We did about 70 full nights in my residency.

To get a real sense of the call experience you need to know what was being fully dictated and what was being wet read for the next day. We did full dictations on everything out of the ER and wet read all inpatient chest/body/MSK cross sectional. For some reason inpatient neuro was also full dictations.

We were a large academic center with crazy neuro cases all night so it felt pretty busy and stressful. We did have an overnight Attending to cover most of the night and I found that to be extremely helpful. They didn't read on their own but were a phone call away if you had a question.
 
R2 - 7 days IR call (24/7 pager coverage). 20-30 late evening shifts (typically ends after midnight when the overnight senior dismisses you)
R3 - 14 days IR and body intervention call (24/7 pager coverage), 20-30 late evening shifts
R4 - 28 days of nights (no attending overnight coverage) and 28+ days of late evening shifts

Everything is full dictation.
 
Thanks for the responses. It's been interesting to see how different residencies compare with most having similar number of night call, minus a few outliers. I hate night call, but I do think it is a good learning experience. I'm not sure what the optimum number should be though...thoughts?

For our IR/DR residents, they are basically treated as fellows during their 4th year. They staff their own procedure room and are in the IR call pool as well as the DR call pool. They are off the call pool during their SICU months. It's quite brutal.

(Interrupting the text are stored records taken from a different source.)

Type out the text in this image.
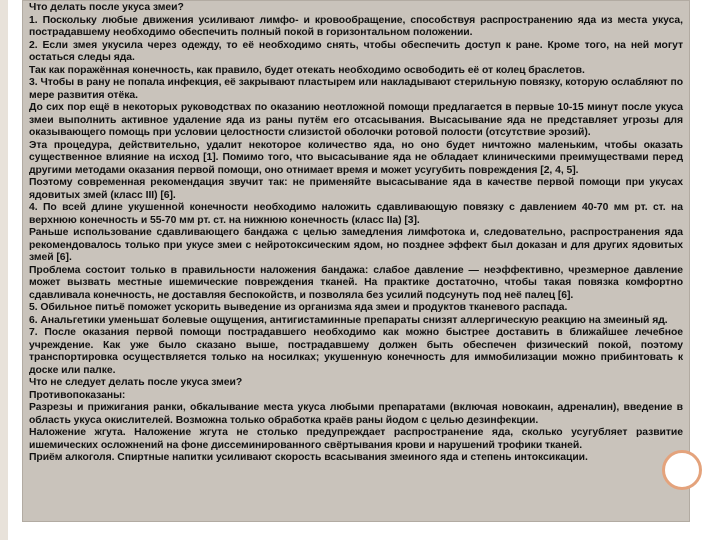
Что делать после укуса змеи?

1. Поскольку любые движения усиливают лимфо- и кровообращение, способствуя распространению яда из места укуса, пострадавшему необходимо обеспечить полный покой в горизонтальном положении.

2. Если змея укусила через одежду, то её необходимо снять, чтобы обеспечить доступ к ране. Кроме того, на ней могут остаться следы яда.

Так как поражённая конечность, как правило, будет отекать необходимо освободить её от колец браслетов.

3. Чтобы в рану не попала инфекция, её закрывают пластырем или накладывают стерильную повязку, которую ослабляют по мере развития отёка.

До сих пор ещё в некоторых руководствах по оказанию неотложной помощи предлагается в первые 10-15 минут после укуса змеи выполнить активное удаление яда из раны путём его отсасывания. Высасывание яда не представляет угрозы для оказывающего помощь при условии целостности слизистой оболочки ротовой полости (отсутствие эрозий).

Эта процедура, действительно, удалит некоторое количество яда, но оно будет ничтожно маленьким, чтобы оказать существенное влияние на исход [1]. Помимо того, что высасывание яда не обладает клиническими преимуществами перед другими методами оказания первой помощи, оно отнимает время и может усугубить повреждения [2, 4, 5].

Поэтому современная рекомендация звучит так: не применяйте высасывание яда в качестве первой помощи при укусах ядовитых змей (класс III) [6].

4. По всей длине укушенной конечности необходимо наложить сдавливающую повязку с давлением 40-70 мм рт. ст. на верхнюю конечность и 55-70 мм рт. ст. на нижнюю конечность (класс IIa) [3].

Раньше использование сдавливающего бандажа с целью замедления лимфотока и, следовательно, распространения яда рекомендовалось только при укусе змеи с нейротоксическим ядом, но позднее эффект был доказан и для других ядовитых змей [6].

Проблема состоит только в правильности наложения бандажа: слабое давление — неэффективно, чрезмерное давление может вызвать местные ишемические повреждения тканей. На практике достаточно, чтобы такая повязка комфортно сдавливала конечность, не доставляя беспокойств, и позволяла без усилий подсунуть под неё палец [6].

5. Обильное питьё поможет ускорить выведение из организма яда змеи и продуктов тканевого распада.

6. Анальгетики уменьшат болевые ощущения, антигистаминные препараты снизят аллергическую реакцию на змеиный яд.

7. После оказания первой помощи пострадавшего необходимо как можно быстрее доставить в ближайшее лечебное учреждение. Как уже было сказано выше, пострадавшему должен быть обеспечен физический покой, поэтому транспортировка осуществляется только на носилках; укушенную конечность для иммобилизации можно прибинтовать к доске или палке.

Что не следует делать после укуса змеи?

Противопоказаны:

Разрезы и прижигания ранки, обкалывание места укуса любыми препаратами (включая новокаин, адреналин), введение в область укуса окислителей. Возможна только обработка краёв раны йодом с целью дезинфекции.

Наложение жгута. Наложение жгута не столько предупреждает распространение яда, сколько усугубляет развитие ишемических осложнений на фоне диссеминированного свёртывания крови и нарушений трофики тканей.

Приём алкоголя. Спиртные напитки усиливают скорость всасывания змеиного яда и степень интоксикации.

Do you guys think attending coverage is good or bad for training? For patient care?
 
Overnight coverage is definitely a good thing for patient care. My sense is that most places have overnight Attending coverage and any places that don't are outliers.

For training it has its pros and cons but overall I think it is good. I learned a lot going through weird cases with the overnight Attending that I would not have gotten from the morning check out when I just wanted to GFTO and go home. On the other hand you don't really get the same feeling that you are signing off on a case until you are moonlighting as a fellow or your first Attending job. IMO a day or 2 into practice and any difference is lost.